Julio Mata, 12, from left Robby Edwards, 12, and Andrea Lee, 12, experiment with a model turbine they built in their seventh grade science class at Eisenhower Middle School in Oregon, Ohio.
Spinning for the first time this month, the two 190-foot-tall wind turbines towered over the pine trees, power lines, and sport fields just behind Eisenhower Middle School.
The turbines are visible from Curtice Road, where Kris Nikoncy has lived her entire life.
But Mrs. Nikoncy, whose grandfather sold the surrounding farmland in Jerusalem Township to Oregon City Schools, doesn't mind.
The turbines "run so gently" she can hardly hear them, she said.
The turbines -- a project in the works for several years at Oregon schools -- have been up and running since Feb. 1. A third turbine, much taller at 283 feet, is expected to be turning by early April at Clay High School.
So far, the twin turbines have generated about 23,000 kilowatt hours for the middle school, which requires about 45,000 kilowatt hours monthly, said Dean Sandwisch, district business manager.
He said that the month had two days when the turbines couldn't run because the wind speed was less than 6 mph.
He added the district fielded phone calls from residents who wondered why the turbines weren't moving.
Oregon City Schools' wind turbines are up and running.
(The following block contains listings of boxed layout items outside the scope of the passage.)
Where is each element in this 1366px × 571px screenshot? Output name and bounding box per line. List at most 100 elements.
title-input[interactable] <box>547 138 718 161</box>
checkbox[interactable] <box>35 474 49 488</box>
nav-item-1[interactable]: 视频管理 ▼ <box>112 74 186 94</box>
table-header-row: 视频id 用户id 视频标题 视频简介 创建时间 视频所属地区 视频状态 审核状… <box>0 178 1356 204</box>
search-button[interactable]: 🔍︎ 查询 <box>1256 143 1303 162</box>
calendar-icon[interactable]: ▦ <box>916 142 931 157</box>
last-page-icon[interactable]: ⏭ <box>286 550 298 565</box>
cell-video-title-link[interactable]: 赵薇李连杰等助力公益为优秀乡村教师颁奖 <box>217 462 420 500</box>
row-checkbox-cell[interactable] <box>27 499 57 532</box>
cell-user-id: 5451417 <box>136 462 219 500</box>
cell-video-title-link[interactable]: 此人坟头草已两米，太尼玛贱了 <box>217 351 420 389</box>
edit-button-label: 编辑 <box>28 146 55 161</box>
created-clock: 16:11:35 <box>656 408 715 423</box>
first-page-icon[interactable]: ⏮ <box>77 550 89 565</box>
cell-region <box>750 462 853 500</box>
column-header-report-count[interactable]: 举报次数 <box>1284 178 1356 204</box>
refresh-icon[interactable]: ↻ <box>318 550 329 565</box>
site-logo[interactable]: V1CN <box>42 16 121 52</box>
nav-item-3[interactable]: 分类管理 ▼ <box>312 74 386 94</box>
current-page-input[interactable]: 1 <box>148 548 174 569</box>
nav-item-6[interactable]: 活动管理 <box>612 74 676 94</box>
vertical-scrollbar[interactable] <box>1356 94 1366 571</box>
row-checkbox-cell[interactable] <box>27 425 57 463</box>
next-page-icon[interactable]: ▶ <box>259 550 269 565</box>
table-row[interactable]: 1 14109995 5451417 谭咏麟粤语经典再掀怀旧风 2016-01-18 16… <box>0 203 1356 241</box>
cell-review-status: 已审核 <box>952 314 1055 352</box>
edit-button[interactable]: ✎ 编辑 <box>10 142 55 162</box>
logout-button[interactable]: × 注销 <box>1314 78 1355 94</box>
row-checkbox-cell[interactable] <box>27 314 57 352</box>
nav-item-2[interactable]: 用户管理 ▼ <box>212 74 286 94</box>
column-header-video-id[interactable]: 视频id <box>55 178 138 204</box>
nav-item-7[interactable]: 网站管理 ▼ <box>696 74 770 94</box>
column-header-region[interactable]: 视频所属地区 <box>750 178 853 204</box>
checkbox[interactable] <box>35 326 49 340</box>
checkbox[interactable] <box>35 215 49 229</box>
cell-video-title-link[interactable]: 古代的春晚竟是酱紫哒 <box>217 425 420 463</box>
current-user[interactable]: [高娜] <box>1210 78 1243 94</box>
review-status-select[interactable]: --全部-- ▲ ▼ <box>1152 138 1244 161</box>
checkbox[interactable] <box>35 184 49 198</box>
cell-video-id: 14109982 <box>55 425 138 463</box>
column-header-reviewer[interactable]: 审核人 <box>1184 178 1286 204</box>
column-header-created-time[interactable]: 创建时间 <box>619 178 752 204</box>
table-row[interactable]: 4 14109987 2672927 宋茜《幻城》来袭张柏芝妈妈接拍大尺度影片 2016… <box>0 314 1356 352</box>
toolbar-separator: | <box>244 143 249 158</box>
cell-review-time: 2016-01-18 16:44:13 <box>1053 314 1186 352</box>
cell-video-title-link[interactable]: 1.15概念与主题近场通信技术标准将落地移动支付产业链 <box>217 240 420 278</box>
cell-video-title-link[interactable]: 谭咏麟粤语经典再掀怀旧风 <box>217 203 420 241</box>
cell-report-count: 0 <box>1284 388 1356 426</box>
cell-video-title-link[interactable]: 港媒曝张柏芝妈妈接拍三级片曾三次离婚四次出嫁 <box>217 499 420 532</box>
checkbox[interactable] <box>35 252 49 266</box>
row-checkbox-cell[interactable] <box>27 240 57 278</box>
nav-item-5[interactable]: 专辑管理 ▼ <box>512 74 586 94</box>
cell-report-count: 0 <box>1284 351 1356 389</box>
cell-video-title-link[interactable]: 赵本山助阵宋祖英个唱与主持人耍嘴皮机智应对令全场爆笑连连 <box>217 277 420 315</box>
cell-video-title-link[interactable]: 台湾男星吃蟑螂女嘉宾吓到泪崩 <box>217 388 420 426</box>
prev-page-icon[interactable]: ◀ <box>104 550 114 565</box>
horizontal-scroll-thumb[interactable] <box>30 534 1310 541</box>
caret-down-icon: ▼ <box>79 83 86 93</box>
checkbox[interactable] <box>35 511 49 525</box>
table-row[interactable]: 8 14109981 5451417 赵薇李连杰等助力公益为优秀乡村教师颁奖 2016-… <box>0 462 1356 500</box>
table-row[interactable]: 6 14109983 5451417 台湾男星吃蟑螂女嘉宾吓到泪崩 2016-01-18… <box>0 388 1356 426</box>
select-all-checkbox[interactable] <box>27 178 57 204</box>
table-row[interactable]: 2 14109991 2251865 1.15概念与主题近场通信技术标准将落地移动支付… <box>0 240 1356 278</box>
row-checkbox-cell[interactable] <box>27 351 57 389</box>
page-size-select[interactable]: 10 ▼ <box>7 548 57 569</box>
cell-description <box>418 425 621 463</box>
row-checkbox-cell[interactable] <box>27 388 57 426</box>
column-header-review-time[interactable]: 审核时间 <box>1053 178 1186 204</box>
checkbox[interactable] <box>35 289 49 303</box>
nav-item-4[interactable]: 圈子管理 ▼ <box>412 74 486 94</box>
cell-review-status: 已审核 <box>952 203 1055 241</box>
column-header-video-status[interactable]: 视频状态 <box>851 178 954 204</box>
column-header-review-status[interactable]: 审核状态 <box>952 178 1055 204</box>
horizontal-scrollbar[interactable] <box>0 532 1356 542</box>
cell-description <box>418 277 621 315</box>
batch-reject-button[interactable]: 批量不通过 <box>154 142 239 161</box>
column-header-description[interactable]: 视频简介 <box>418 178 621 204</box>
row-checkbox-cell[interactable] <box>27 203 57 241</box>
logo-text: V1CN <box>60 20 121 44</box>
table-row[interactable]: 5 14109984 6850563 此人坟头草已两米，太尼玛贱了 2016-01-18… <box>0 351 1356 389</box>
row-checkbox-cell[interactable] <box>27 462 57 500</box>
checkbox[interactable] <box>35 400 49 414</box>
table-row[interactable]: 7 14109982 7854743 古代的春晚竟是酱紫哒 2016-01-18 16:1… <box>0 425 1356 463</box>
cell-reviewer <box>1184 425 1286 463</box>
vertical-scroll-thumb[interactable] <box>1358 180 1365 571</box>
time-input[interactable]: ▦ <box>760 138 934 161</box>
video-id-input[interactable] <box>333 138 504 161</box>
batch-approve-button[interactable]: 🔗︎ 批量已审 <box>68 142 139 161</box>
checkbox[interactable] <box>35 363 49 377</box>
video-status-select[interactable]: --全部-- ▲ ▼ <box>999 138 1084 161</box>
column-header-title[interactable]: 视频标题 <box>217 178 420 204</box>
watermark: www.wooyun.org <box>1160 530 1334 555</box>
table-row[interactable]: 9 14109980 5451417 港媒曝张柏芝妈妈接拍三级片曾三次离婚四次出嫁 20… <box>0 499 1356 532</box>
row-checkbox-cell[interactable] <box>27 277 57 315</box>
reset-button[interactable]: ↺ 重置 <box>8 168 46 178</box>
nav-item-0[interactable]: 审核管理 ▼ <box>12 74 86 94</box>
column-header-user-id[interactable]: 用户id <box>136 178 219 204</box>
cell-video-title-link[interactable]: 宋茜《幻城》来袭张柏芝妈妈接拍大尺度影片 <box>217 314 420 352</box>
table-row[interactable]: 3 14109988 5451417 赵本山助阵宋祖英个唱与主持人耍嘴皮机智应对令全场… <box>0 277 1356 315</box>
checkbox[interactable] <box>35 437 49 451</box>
In the middle school, Mr. Sandwisch showed off a room off the main lobby where a computer monitors wind speed and direction, and how much electricity the turbines are producing.
Down the hallway, in a seventh-grade science classroom, handmade miniature wind turbines made of PVC pipe were on display, evidence of teachers bringing the turbines into their lessons.
School officials said they are looking at ways to finance other energy improvements, such as solar roof panels at Starr and Fassett elementary schools or a biomass furnace to heat Jerusalem Elementary School.
The Toledo-Lucas County Port Authority approved up to $3.5 million in bonds in October to pay for the $3.3 million turbine project.
The school district's lease for the turbines is with SUREnergy, a renewable-energy company from Sandusky. The lease requires the district to pay $30,000 monthly to SUREnergy, but it will also sell renewable energy credits valued at $90,000 in the first year on the open market to electric companies, officials have said.
Before the wind turbines, electricity bills at the middle school were about $51,000 annually.
But officials have said they expect to save between $2 million and $4 million in utility bills over the turbines' 25-year lifetime.
The district is locking in a set rate on electricity with SUREnergy; electricity costs are projected to increase steadily in the next few years.